In deze uitspraak van de Rechtbank Zeeland-West-Brabant op 9 december 2024, wordt het beroep van een belanghebbende beoordeeld die in Duitsland woonde en een aanslag inkomstenbelasting/premieheffing (IB/PVV) voor het jaar 2020 had ontvangen. De rechtbank behandelt de vraag of de belanghebbende kan worden aangemerkt als kwalificerende buitenlandse belastingplichtige, zoals bedoeld in artikel 7.8 van de Wet IB 2001. De rechtbank constateert dat de belanghebbende wel een inkomensverklaring heeft overgelegd, maar deze is niet ondertekend door de Duitse belastingautoriteit, waardoor deze niet als voldoende bewijs wordt beschouwd.
De rechtbank oordeelt dat de belanghebbende niet aannemelijk heeft gemaakt dat hij voldoet aan de voorwaarden om als kwalificerende buitenlandse belastingplichtige te worden aangemerkt. De rechtbank wijst erop dat de belanghebbende geen bewijs heeft geleverd van zijn totale inkomsten, behalve enkele bankgegevens. De rechtbank concludeert dat de aanslag te hoog is, omdat ten onrechte PVV is geheven. Het beroep wordt gegrond verklaard, de aanslag wordt verminderd en de belastingrente wordt dienovereenkomstig aangepast. Tevens wordt de inspecteur veroordeeld tot vergoeding van het griffierecht en de proceskosten van de belanghebbende.

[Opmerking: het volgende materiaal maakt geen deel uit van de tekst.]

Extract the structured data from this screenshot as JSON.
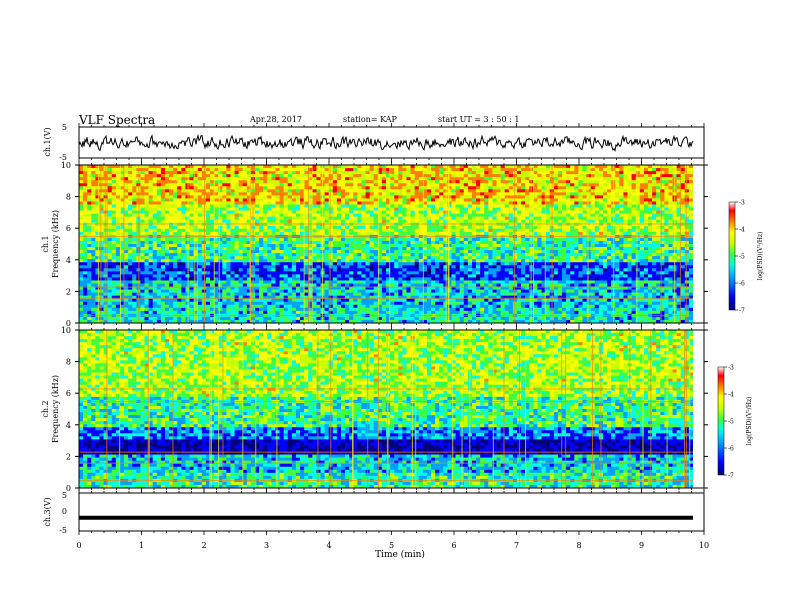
{
  "header": {
    "title": "VLF Spectra",
    "date": "Apr.28, 2017",
    "station": "station= KAP",
    "start": "start  UT  =   3  : 50 : 1"
  },
  "colors": {
    "spectrum_scale": [
      "#00007a",
      "#0000ff",
      "#00a0ff",
      "#00ffe0",
      "#40ff40",
      "#c8ff00",
      "#ffff00",
      "#ff8000",
      "#ff0000",
      "#ffffff"
    ],
    "waveform": "#000000"
  },
  "chart_data": [
    {
      "type": "line",
      "panel": "ch1-waveform",
      "ylabel": "ch.1(V)",
      "ylim": [
        -5,
        5
      ],
      "yticks": [
        "5",
        "-5"
      ],
      "xlim": [
        0,
        10
      ],
      "description_of_series": "noisy signal fluctuating roughly between -2 and 2 V"
    },
    {
      "type": "heatmap",
      "panel": "ch1-spectrogram",
      "ylabel": "ch.1\nFrequency (kHz)",
      "ylabel_ch": "ch.1",
      "ylabel_freq": "Frequency (kHz)",
      "ylim": [
        0,
        10
      ],
      "yticks": [
        "0",
        "2",
        "4",
        "6",
        "8",
        "10"
      ],
      "xlim": [
        0,
        10
      ],
      "colorbar": {
        "label": "log(PSD)(V²/Hz)",
        "range": [
          -7,
          -3
        ],
        "ticks": [
          "-3",
          "-4",
          "-5",
          "-6",
          "-7"
        ]
      },
      "bands_kHz": [
        {
          "from": 0,
          "to": 1,
          "log_psd": -5.2
        },
        {
          "from": 1,
          "to": 2.6,
          "log_psd": -5.3
        },
        {
          "from": 2.6,
          "to": 3.8,
          "log_psd": -5.9
        },
        {
          "from": 3.8,
          "to": 5.5,
          "log_psd": -4.9
        },
        {
          "from": 5.5,
          "to": 7.5,
          "log_psd": -4.4
        },
        {
          "from": 7.5,
          "to": 10,
          "log_psd": -3.9
        }
      ]
    },
    {
      "type": "heatmap",
      "panel": "ch2-spectrogram",
      "ylabel": "ch.2\nFrequency (kHz)",
      "ylabel_ch": "ch.2",
      "ylabel_freq": "Frequency (kHz)",
      "ylim": [
        0,
        10
      ],
      "yticks": [
        "0",
        "2",
        "4",
        "6",
        "8",
        "10"
      ],
      "xlim": [
        0,
        10
      ],
      "colorbar": {
        "label": "log(PSD)(V²/Hz)",
        "range": [
          -7,
          -3
        ],
        "ticks": [
          "-3",
          "-4",
          "-5",
          "-6",
          "-7"
        ]
      },
      "bands_kHz": [
        {
          "from": 0,
          "to": 1,
          "log_psd": -5.0
        },
        {
          "from": 1,
          "to": 2.2,
          "log_psd": -5.3
        },
        {
          "from": 2.2,
          "to": 3.0,
          "log_psd": -6.5
        },
        {
          "from": 3.0,
          "to": 3.8,
          "log_psd": -5.7
        },
        {
          "from": 3.8,
          "to": 5.8,
          "log_psd": -4.9
        },
        {
          "from": 5.8,
          "to": 10,
          "log_psd": -4.4
        }
      ]
    },
    {
      "type": "line",
      "panel": "ch3-waveform",
      "ylabel": "ch.3(V)",
      "ylim": [
        -5,
        5
      ],
      "yticks": [
        "5",
        "0",
        "-5"
      ],
      "xlim": [
        0,
        10
      ],
      "values_constant": -1.5
    }
  ],
  "xaxis": {
    "label": "Time (min)",
    "ticks": [
      "0",
      "1",
      "2",
      "3",
      "4",
      "5",
      "6",
      "7",
      "8",
      "9",
      "10"
    ]
  }
}
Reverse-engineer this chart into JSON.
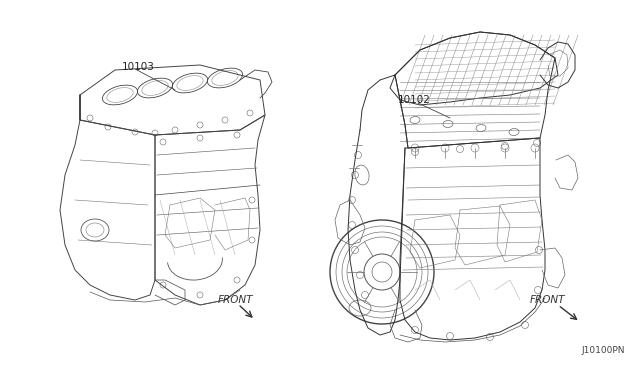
{
  "background_color": "#ffffff",
  "fig_width": 6.4,
  "fig_height": 3.72,
  "dpi": 100,
  "label_10103": "10103",
  "label_10102": "10102",
  "label_front_left": "FRONT",
  "label_front_right": "FRONT",
  "label_part_number": "J10100PN",
  "lc": "#333333",
  "lw": 0.55
}
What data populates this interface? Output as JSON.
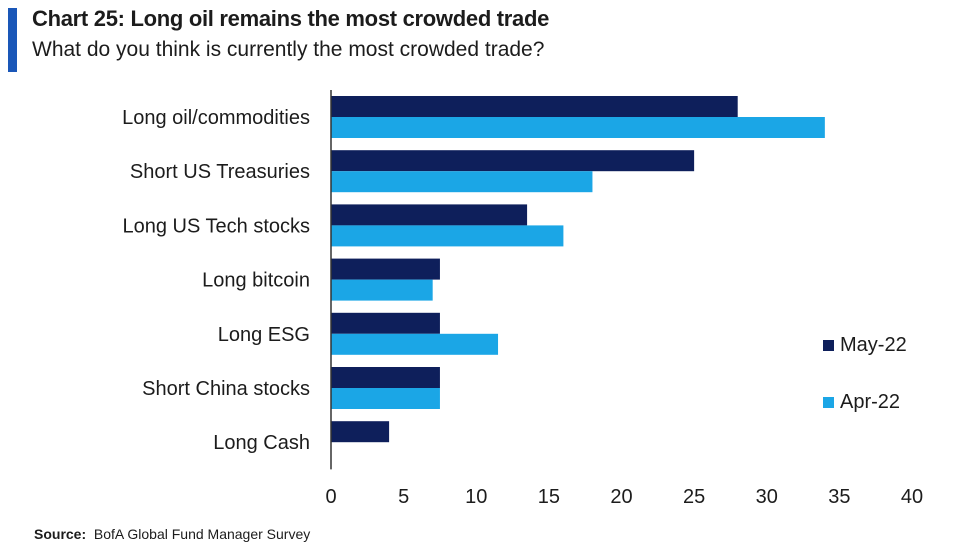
{
  "header": {
    "title": "Chart 25: Long oil remains the most crowded trade",
    "subtitle": "What do you think is currently the most crowded trade?"
  },
  "footer": {
    "source_label": "Source:",
    "source_text": "BofA Global Fund Manager Survey"
  },
  "colors": {
    "accent": "#1a57b8",
    "may": "#0e1f5b",
    "apr": "#1ba6e6"
  },
  "chart_data": {
    "type": "bar",
    "orientation": "horizontal",
    "categories": [
      "Long oil/commodities",
      "Short US Treasuries",
      "Long US Tech stocks",
      "Long bitcoin",
      "Long ESG",
      "Short China stocks",
      "Long Cash"
    ],
    "series": [
      {
        "name": "May-22",
        "values": [
          28,
          25,
          13.5,
          7.5,
          7.5,
          7.5,
          4
        ],
        "color": "#0e1f5b"
      },
      {
        "name": "Apr-22",
        "values": [
          34,
          18,
          16,
          7,
          11.5,
          7.5,
          0
        ],
        "color": "#1ba6e6"
      }
    ],
    "xlim": [
      0,
      40
    ],
    "xticks": [
      0,
      5,
      10,
      15,
      20,
      25,
      30,
      35,
      40
    ],
    "grid": false,
    "legend_position": "right"
  }
}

De uitspraak is openbaar gemaakt en partijen zijn op de hoogte gesteld van de mogelijkheid tot hoger beroep. De rechtbank benadrukt dat uitvoering aan de uitspraak pas hoeft te worden gegeven als deze onherroepelijk is geworden, wat inhoudt dat er binnen zes weken na verzending geen rechtsmiddel is aangewend.